AFFAIRE GEANTĂ ET AUTRES c. ROUMANIE (Cour européenne des droits de l’homme) 39920/16 et 11 autres requêtes

Les requérants se plaignent du refus au prisonniers d’assister aux funérailles de membres de famille proche.


QUATRIÈME SECTION
AFFAIRE GEANTĂ ET AUTRES c. ROUMANIE
(Requête no 39920/16 et 11 autres requêtes – voir liste en annexe)
ARRÊT
STRASBOURG
12 janvier 2023

Cet arrêt est définitif. Il peut subir des retouches de forme.

En l’affaire Geantă et autres c.
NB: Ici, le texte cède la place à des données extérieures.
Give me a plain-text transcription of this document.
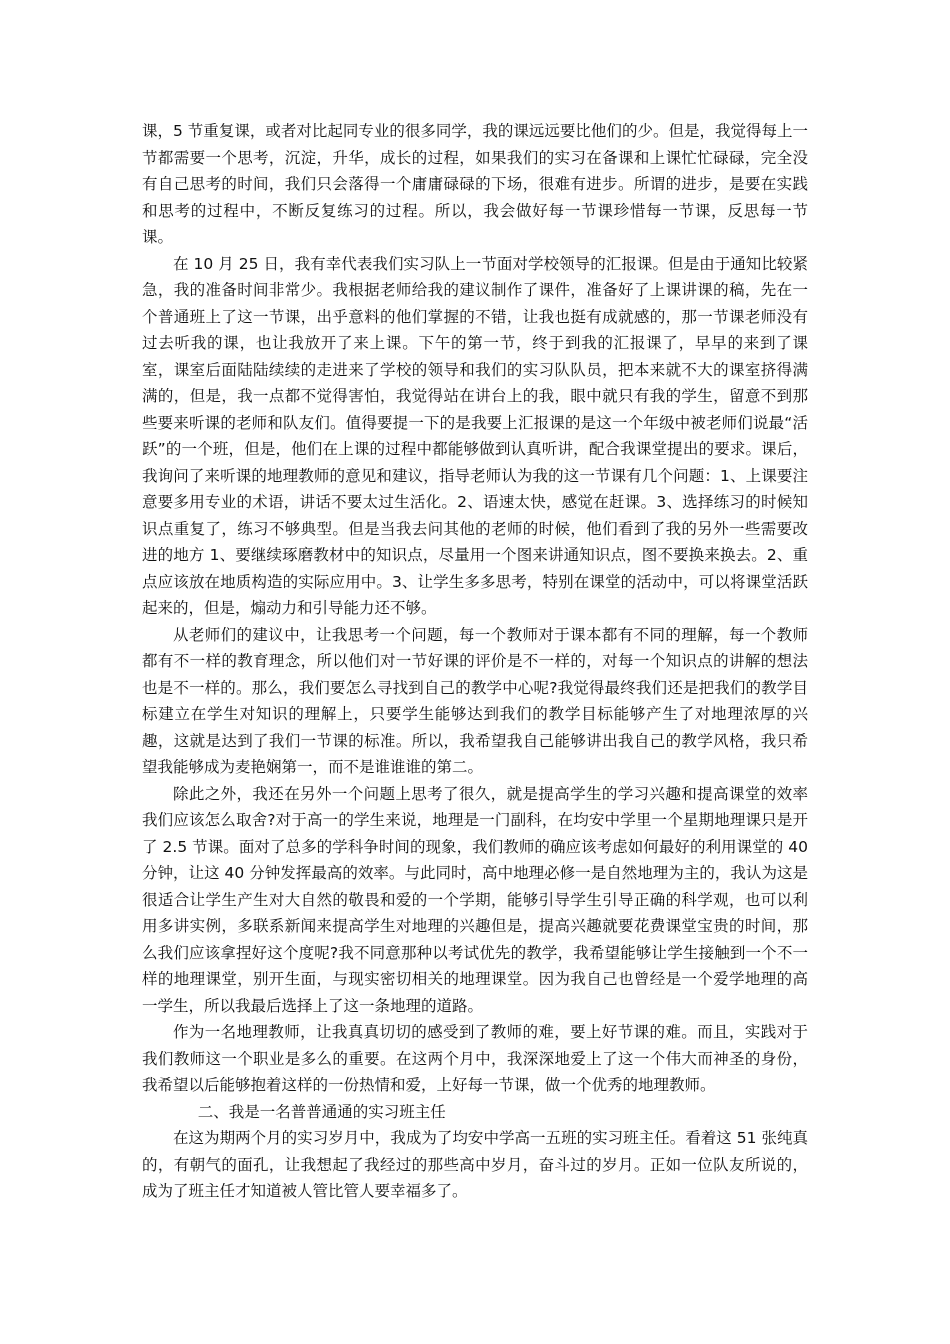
课，5 节重复课，或者对比起同专业的很多同学，我的课远远要比他们的少。但是，我觉得每上一节都需要一个思考，沉淀，升华，成长的过程，如果我们的实习在备课和上课忙忙碌碌，完全没有自己思考的时间，我们只会落得一个庸庸碌碌的下场，很难有进步。所谓的进步，是要在实践和思考的过程中，不断反复练习的过程。所以，我会做好每一节课珍惜每一节课，反思每一节课。

在 10 月 25 日，我有幸代表我们实习队上一节面对学校领导的汇报课。但是由于通知比较紧急，我的准备时间非常少。我根据老师给我的建议制作了课件，准备好了上课讲课的稿，先在一个普通班上了这一节课，出乎意料的他们掌握的不错，让我也挺有成就感的，那一节课老师没有过去听我的课，也让我放开了来上课。下午的第一节，终于到我的汇报课了，早早的来到了课室，课室后面陆陆续续的走进来了学校的领导和我们的实习队队员，把本来就不大的课室挤得满满的，但是，我一点都不觉得害怕，我觉得站在讲台上的我，眼中就只有我的学生，留意不到那些要来听课的老师和队友们。值得要提一下的是我要上汇报课的是这一个年级中被老师们说最“活跃”的一个班，但是，他们在上课的过程中都能够做到认真听讲，配合我课堂提出的要求。课后，我询问了来听课的地理教师的意见和建议，指导老师认为我的这一节课有几个问题：1、上课要注意要多用专业的术语，讲话不要太过生活化。2、语速太快，感觉在赶课。3、选择练习的时候知识点重复了，练习不够典型。但是当我去问其他的老师的时候，他们看到了我的另外一些需要改进的地方 1、要继续琢磨教材中的知识点，尽量用一个图来讲通知识点，图不要换来换去。2、重点应该放在地质构造的实际应用中。3、让学生多多思考，特别在课堂的活动中，可以将课堂活跃起来的，但是，煽动力和引导能力还不够。

从老师们的建议中，让我思考一个问题，每一个教师对于课本都有不同的理解，每一个教师都有不一样的教育理念，所以他们对一节好课的评价是不一样的，对每一个知识点的讲解的想法也是不一样的。那么，我们要怎么寻找到自己的教学中心呢?我觉得最终我们还是把我们的教学目标建立在学生对知识的理解上，只要学生能够达到我们的教学目标能够产生了对地理浓厚的兴趣，这就是达到了我们一节课的标准。所以，我希望我自己能够讲出我自己的教学风格，我只希望我能够成为麦艳娴第一，而不是谁谁谁的第二。

除此之外，我还在另外一个问题上思考了很久，就是提高学生的学习兴趣和提高课堂的效率我们应该怎么取舍?对于高一的学生来说，地理是一门副科，在均安中学里一个星期地理课只是开了 2.5 节课。面对了总多的学科争时间的现象，我们教师的确应该考虑如何最好的利用课堂的 40 分钟，让这 40 分钟发挥最高的效率。与此同时，高中地理必修一是自然地理为主的，我认为这是很适合让学生产生对大自然的敬畏和爱的一个学期，能够引导学生引导正确的科学观，也可以利用多讲实例，多联系新闻来提高学生对地理的兴趣但是，提高兴趣就要花费课堂宝贵的时间，那么我们应该拿捏好这个度呢?我不同意那种以考试优先的教学，我希望能够让学生接触到一个不一样的地理课堂，别开生面，与现实密切相关的地理课堂。因为我自己也曾经是一个爱学地理的高一学生，所以我最后选择上了这一条地理的道路。

作为一名地理教师，让我真真切切的感受到了教师的难，要上好节课的难。而且，实践对于我们教师这一个职业是多么的重要。在这两个月中，我深深地爱上了这一个伟大而神圣的身份，我希望以后能够抱着这样的一份热情和爱，上好每一节课，做一个优秀的地理教师。

二、我是一名普普通通的实习班主任

在这为期两个月的实习岁月中，我成为了均安中学高一五班的实习班主任。看着这 51 张纯真的，有朝气的面孔，让我想起了我经过的那些高中岁月，奋斗过的岁月。正如一位队友所说的，成为了班主任才知道被人管比管人要幸福多了。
Roumanie,

La Cour européenne des droits de l’homme (quatrième section), siégeant en un comité composé de :
Armen Harutyunyan, Président,
Anja Seibert-Fohr,
Ana Maria Guerra Martins, juges,
et de Viktoriya Maradudina, greffière adjointe de section f.f.,

Après en avoir délibéré en chambre du conseil le 8 décembre 2022,

Rend l’arrêt que voici, adopté à cette date :

PROCÉDURE

1. À l’origine de l’affaire se trouvent des requêtes dirigées contre la Roumanie et dont la Cour a été saisie en vertu de l’article 34 de la Convention de sauvegarde des droits de l’homme et des libertés fondamentales (« la Convention ») aux différentes dates indiquées dans le tableau joint en annexe.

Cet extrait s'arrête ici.